Semenya’s appearance raises new questions at the Games, whose first transgender athlete, New Zealand weightlifter Laurel Hubbard, dramatically injured herself mid-competition on Monday and later said her career may be over.

Elsewhere, Botswana’s Isaac Makwala did press-ups on the track after winning the 400m in 44.35sec, Grenada’s Lindon Victor won the decathlon and New Zealand’s Julia Ratcliffe shed tears of joy after she hurled 69.94m to take hammer gold.

Jamaican debutant Ronald Levy outstripped former Olympic bronze-medallist Hansle Parchment to win the 110m hurdles in 13.19, while Kimberly Williams and Shanieka Ricketts formed another Jamaican one-two in the triple jump.

Meanwhile in the swimming competition, spine-tingling wins in the final-night medley relays crowned a spectacular showing in the pool for Australia that has raised hopes for future Olympic success.

Bronte Campbell, preferred to elder sister Cate for the freestyle anchor leg, overhauled Canada’s Taylor Ruck to seal a thrilling victory in the 4x100m medley in Games record time.

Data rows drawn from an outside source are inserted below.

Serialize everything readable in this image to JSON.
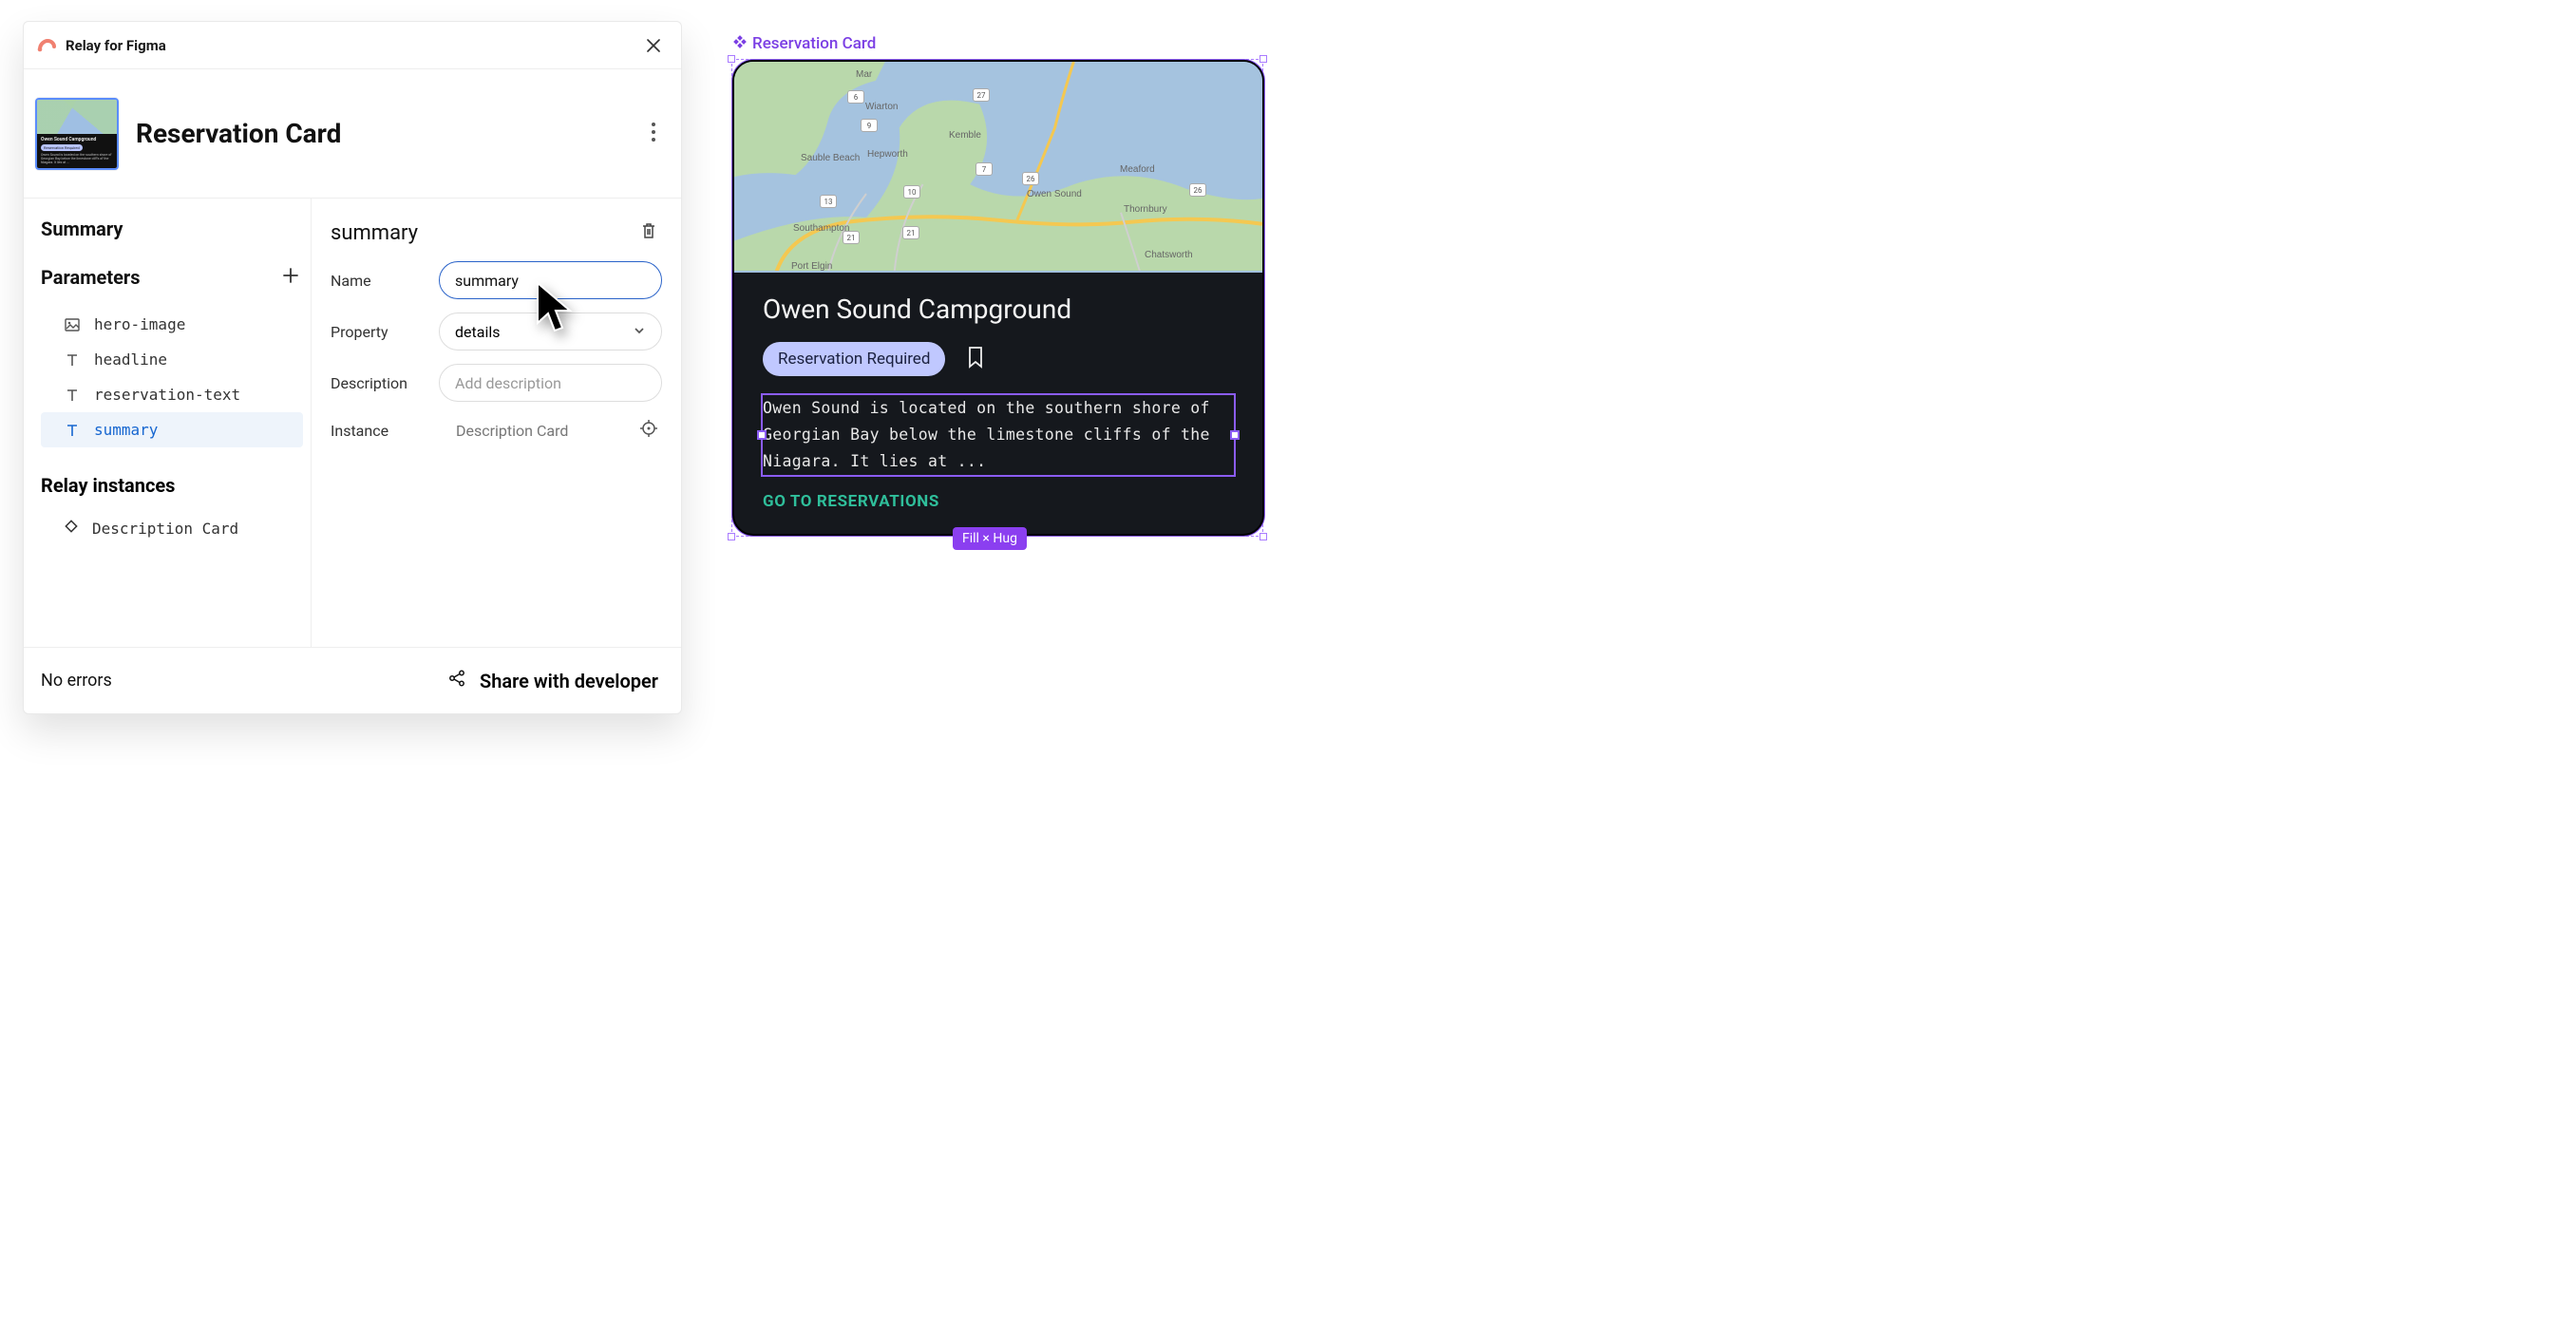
{
  "plugin": {
    "name": "Relay for Figma"
  },
  "component": {
    "title": "Reservation Card"
  },
  "sidebar": {
    "summary_label": "Summary",
    "parameters_label": "Parameters",
    "relay_instances_label": "Relay instances",
    "parameters": [
      {
        "icon": "image",
        "name": "hero-image"
      },
      {
        "icon": "text",
        "name": "headline"
      },
      {
        "icon": "text",
        "name": "reservation-text"
      },
      {
        "icon": "text",
        "name": "summary",
        "selected": true
      }
    ],
    "relay_instances": [
      {
        "icon": "diamond",
        "name": "Description Card"
      }
    ]
  },
  "detail": {
    "title": "summary",
    "fields": {
      "name_label": "Name",
      "name_value": "summary",
      "property_label": "Property",
      "property_value": "details",
      "description_label": "Description",
      "description_placeholder": "Add description",
      "instance_label": "Instance",
      "instance_value": "Description Card"
    }
  },
  "footer": {
    "status": "No errors",
    "share_label": "Share with developer"
  },
  "canvas": {
    "component_label": "Reservation Card",
    "size_badge": "Fill × Hug",
    "card": {
      "headline": "Owen Sound Campground",
      "reservation_badge": "Reservation Required",
      "summary": "Owen Sound is located on the southern shore of Georgian Bay below the limestone cliffs of the Niagara. It lies at ...",
      "cta": "GO TO RESERVATIONS"
    },
    "map_places": {
      "wiarton": "Wiarton",
      "mar": "Mar",
      "hepworth": "Hepworth",
      "sauble": "Sauble Beach",
      "kemble": "Kemble",
      "owensound": "Owen Sound",
      "meaford": "Meaford",
      "thornbury": "Thornbury",
      "southampton": "Southampton",
      "portelgin": "Port Elgin",
      "chatsworth": "Chatsworth"
    },
    "routes": {
      "r6": "6",
      "r9": "9",
      "r10": "10",
      "r13": "13",
      "r21_a": "21",
      "r21_b": "21",
      "r26_a": "26",
      "r26_b": "26",
      "r27": "27",
      "r7": "7"
    }
  }
}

Olympic champion Kyle Chalmers then reeled in England’s Ben Proud in a super-charged final lap to win the men’s medley relay by just nine hundredths in the final event of the six-day meet.

It left the host nation alone at the top with 21 golds on the able-bodied swimming medal tally, well ahead of England and South Africa, both on six golds.Australia also won seven more golds in the para swimming events for a combined team tally of 73 medals.

Australia have not lost in the pool at a Commonwealth Games since going down to Canada at Edmonton in 1978.Mitch Larkin was Australia’s most successful swimmer with five golds in five events, including a backstroke sweep, while Chalmers won four titles — three in relays, but had to settle for silver in the 100m free, the event he won at the 2016 Rio Olympics.

The Campbell sister and rising teen star Ariarne Titmus finished with three golds and a silver.The Commonwealth gold rush has given Australian swimming a boost after a 10-medal haul at Rio that featured just three golds with a new generation of swimmers, headed by Olympic champions Chalmers and Mack Horton at the forefront.